In other experiments Zeevaart grafted long-day plants to short-day plants and vice versa. When the long-day plant Sedum spectabile was grafted to the short-day condition. When the latter plant was grafted to the long-day plant, it flowered under long-day conditions. Also experiments by Hodson and Hammer demostrated that extracts of flowering Xanthium could initiate flowering in Lemma (duckweed), but the extracts of vegetative Xanthium does not. These experiments show the florigen is not species specific and has nearly the same properties in both long-day and short-day plants.

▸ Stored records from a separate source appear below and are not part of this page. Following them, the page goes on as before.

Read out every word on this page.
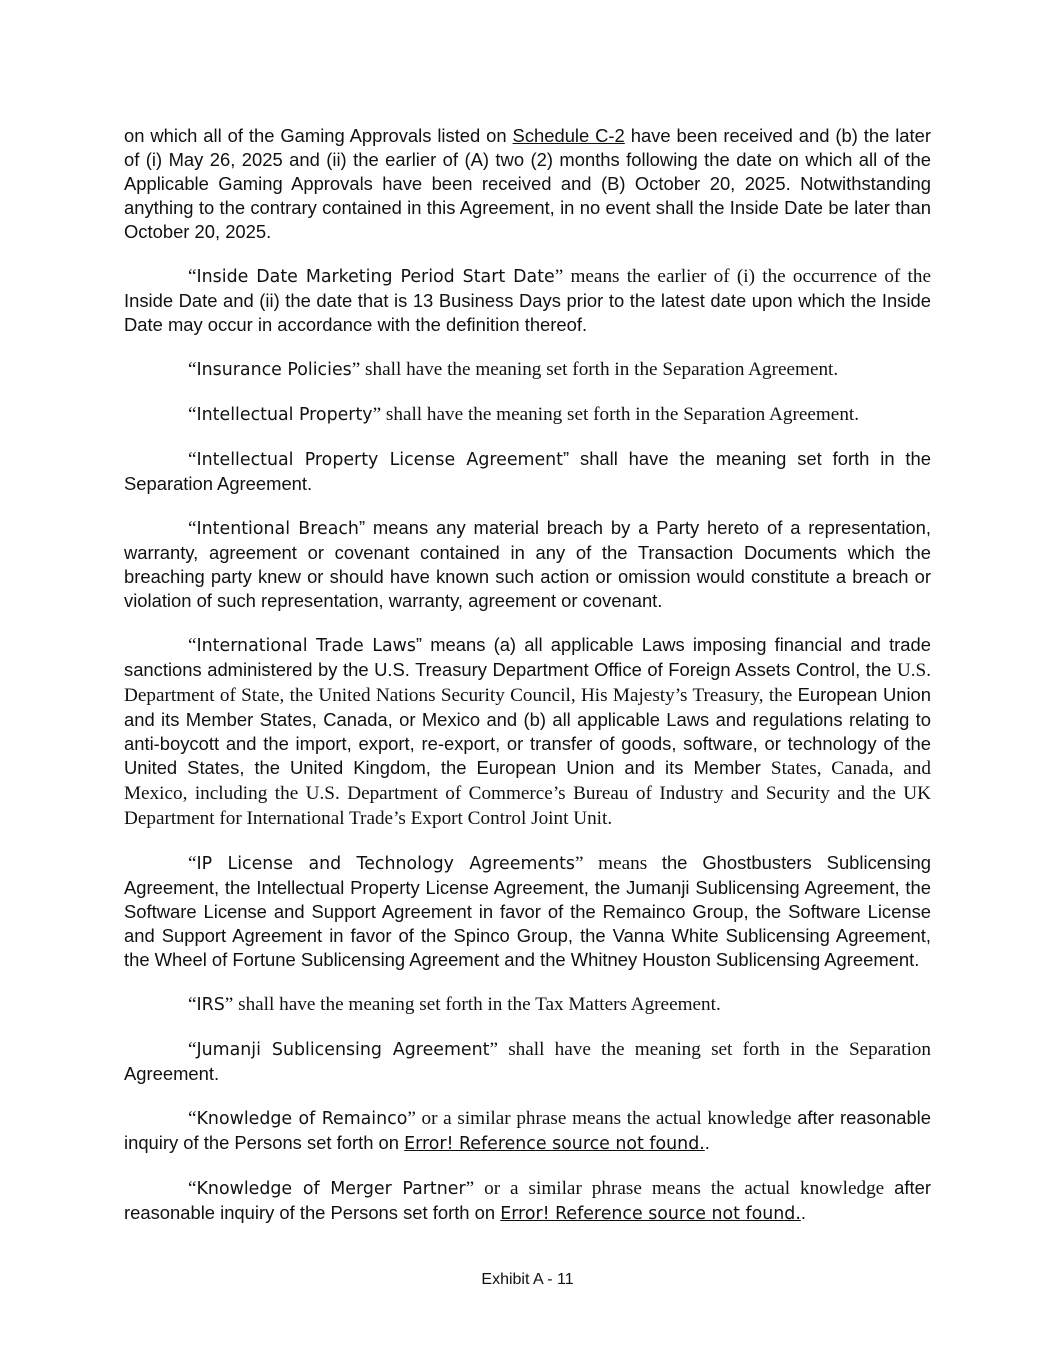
on which all of the Gaming Approvals listed on Schedule C-2 have been received and (b) the later of (i) May 26, 2025 and (ii) the earlier of (A) two (2) months following the date on which all of the Applicable Gaming Approvals have been received and (B) October 20, 2025. Notwithstanding anything to the contrary contained in this Agreement, in no event shall the Inside Date be later than October 20, 2025.

“Inside Date Marketing Period Start Date” means the earlier of (i) the occurrence of the Inside Date and (ii) the date that is 13 Business Days prior to the latest date upon which the Inside Date may occur in accordance with the definition thereof.

“Insurance Policies” shall have the meaning set forth in the Separation Agreement.

“Intellectual Property” shall have the meaning set forth in the Separation Agreement.

“Intellectual Property License Agreement” shall have the meaning set forth in the Separation Agreement.

“Intentional Breach” means any material breach by a Party hereto of a representation, warranty, agreement or covenant contained in any of the Transaction Documents which the breaching party knew or should have known such action or omission would constitute a breach or violation of such representation, warranty, agreement or covenant.

“International Trade Laws” means (a) all applicable Laws imposing financial and trade sanctions administered by the U.S. Treasury Department Office of Foreign Assets Control, the U.S. Department of State, the United Nations Security Council, His Majesty’s Treasury, the European Union and its Member States, Canada, or Mexico and (b) all applicable Laws and regulations relating to anti-boycott and the import, export, re-export, or transfer of goods, software, or technology of the United States, the United Kingdom, the European Union and its Member States, Canada, and Mexico, including the U.S. Department of Commerce’s Bureau of Industry and Security and the UK Department for International Trade’s Export Control Joint Unit.

“IP License and Technology Agreements” means the Ghostbusters Sublicensing Agreement, the Intellectual Property License Agreement, the Jumanji Sublicensing Agreement, the Software License and Support Agreement in favor of the Remainco Group, the Software License and Support Agreement in favor of the Spinco Group, the Vanna White Sublicensing Agreement, the Wheel of Fortune Sublicensing Agreement and the Whitney Houston Sublicensing Agreement.

“IRS” shall have the meaning set forth in the Tax Matters Agreement.

“Jumanji Sublicensing Agreement” shall have the meaning set forth in the Separation Agreement.

“Knowledge of Remainco” or a similar phrase means the actual knowledge after reasonable inquiry of the Persons set forth on Error! Reference source not found..

“Knowledge of Merger Partner” or a similar phrase means the actual knowledge after reasonable inquiry of the Persons set forth on Error! Reference source not found..

Exhibit A - 11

Light Quality & Photoperiodism
It is customary practice in the investigation of photo-biological reactions to find the wavelength that are most effective or in other words to develop an action spectrum (effectiveness of wavelength of light) for the process. Parker and colleagues obtained the first action spectra for the control of flowering from two short-day plants, Kanthium and Biloxi soybean. A group of scientists, headed by Borthwick and Hendricks, studies the action spectra and also investigated inhibitory action of light-breaks during the dark period. They found that most efficient wavelengths for inhibition of flowering are between 620 and 660 nm (orange-red) with a maximum at about 640 nm. Therefore, red light is considered to be the most efficient radiation in light-break reactions. Far-red radiation was found to have no effect as light-break factor. However, during experiments with short-day Xanthium and Biloxi soybean plants, it was discovered that if a brief flash of far-red radiation is followed by a brief flash of red light in the middle of a long night of a photo-inductive cycle for short-day plants, flowering will occur. If the red radiation is followed by far-red radiation again, the flowering will again be inhibited. This suggests that radiation used last determines the respond of the plant.